We used a faster AMD CPU so when we did things like acceleration via ISA-L AMD was faster due to the clock speed and extra TDP it had. The TDP difference between lower power Intel parts and the higher power AMD SKUs we used is about the same as QAT card TDP. AMD has promised the Pensando solution for example, but has yet to deliver cards and we cannot eBay them. When Pensando cards arrive, we will look at those.
@@ServeTheHomeVideo showing that a specialized HW unit + CPU can draw the same power as another CPU isn't any less silly, and excusing this with AMD not yet delivering similar HW isn't a very good excuse for making a silly and utterly useless "comparison".
What is the alternative though? No major server vendors support QAT cards in EPYC systems. You can put them in, but that is a one-off unsupported configuration that would be a lab project, not something that people would really deploy. That is why we need AMD's accelerators so we can have real solutions not lab experiments.
@@ServeTheHomeVideo the alternative is to not do silly stuff and only report on what the QAT can do. The fact that QAT doesn't work on EPYC is partially (if not fully) Intel's fault, so trying to put this on AMD is just even more silly. BTW, an accelerator from AMD will perform very differently, and comparing the two would also make little sense, these are very specific SW accelerators, but you probably already know that?
@@brynyard it's not silly at all. If there is no industry supported alternative for amd systems, this could mean the difference between choosing an intel or an amd platform for a specific application based purely on the amount of resources we've just been shown get used. This may be a huge realization for a lot of people, and may affect purchasing decisions for variously sized projects. In larger data centers, optimizing for a specific use case can potentially mean the difference of a ton of power, latency, number of connections a server can make while still performing work with those connections, so users per server, so then number of total servers, so data center sizing, etc. This may have huge implications for our very Internet-oriented data centers, with all kinds of encryption and very little inter-data center machine-to-machine trust.

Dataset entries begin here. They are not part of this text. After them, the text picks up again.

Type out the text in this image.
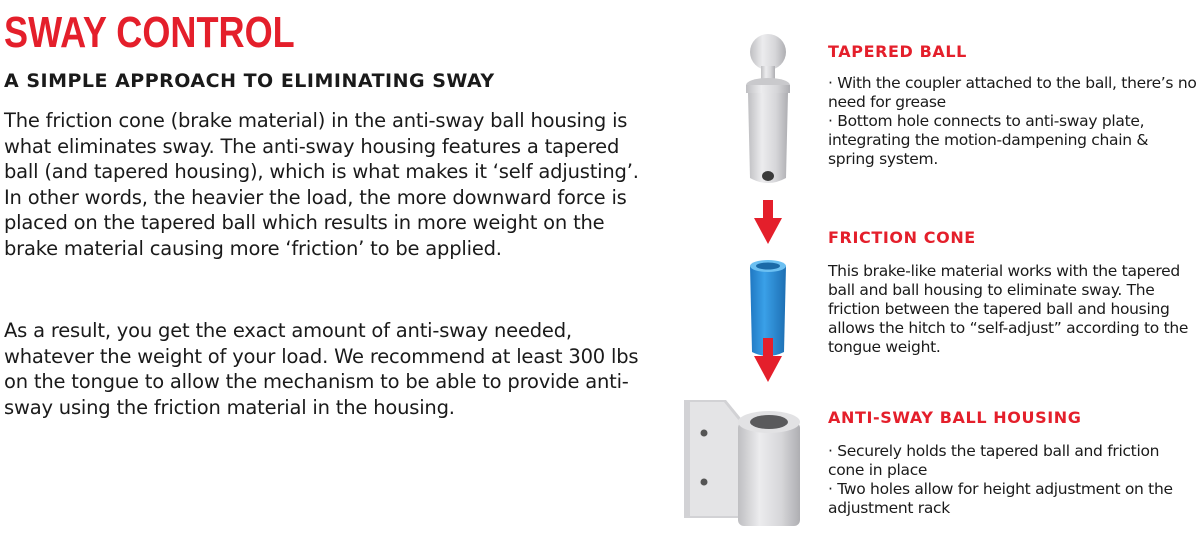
SWAY CONTROL
A SIMPLE APPROACH TO ELIMINATING SWAY

The friction cone (brake material) in the anti-sway ball housing is what eliminates sway. The anti-sway housing features a tapered ball (and tapered housing), which is what makes it ‘self adjusting’. In other words, the heavier the load, the more downward force is placed on the tapered ball which results in more weight on the brake material causing more ‘friction’ to be applied.

As a result, you get the exact amount of anti-sway needed, whatever the weight of your load. We recommend at least 300 lbs on the tongue to allow the mechanism to be able to provide anti-sway using the friction material in the housing.

TAPERED BALL

· With the coupler attached to the ball, there’s no need for grease
· Bottom hole connects to anti-sway plate, integrating the motion-dampening chain & spring system.

FRICTION CONE

This brake-like material works with the tapered ball and ball housing to eliminate sway. The friction between the tapered ball and housing allows the hitch to “self-adjust” according to the tongue weight.

ANTI-SWAY BALL HOUSING

· Securely holds the tapered ball and friction cone in place
· Two holes allow for height adjustment on the adjustment rack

The QAT cards are basically server PCHs on a card so they are like 23W TDP parts. That is why I wanted to use EPYC CPUs with 15W each more (30W total) to at least bridge some of the gap.
If you're having to spend the dev time to implement QAT within your application, why marry yourself to a hardware specific component when there are fast real-time algorithms like LZ4 and ZSTD when you can get 1 GB/s+ per core? I don't get the feel that the forward looking storage vendors are continuing down the hardware accelerated path here as they get locked into a specific technology and then they're unable to port elsewhere, i.e. cloud.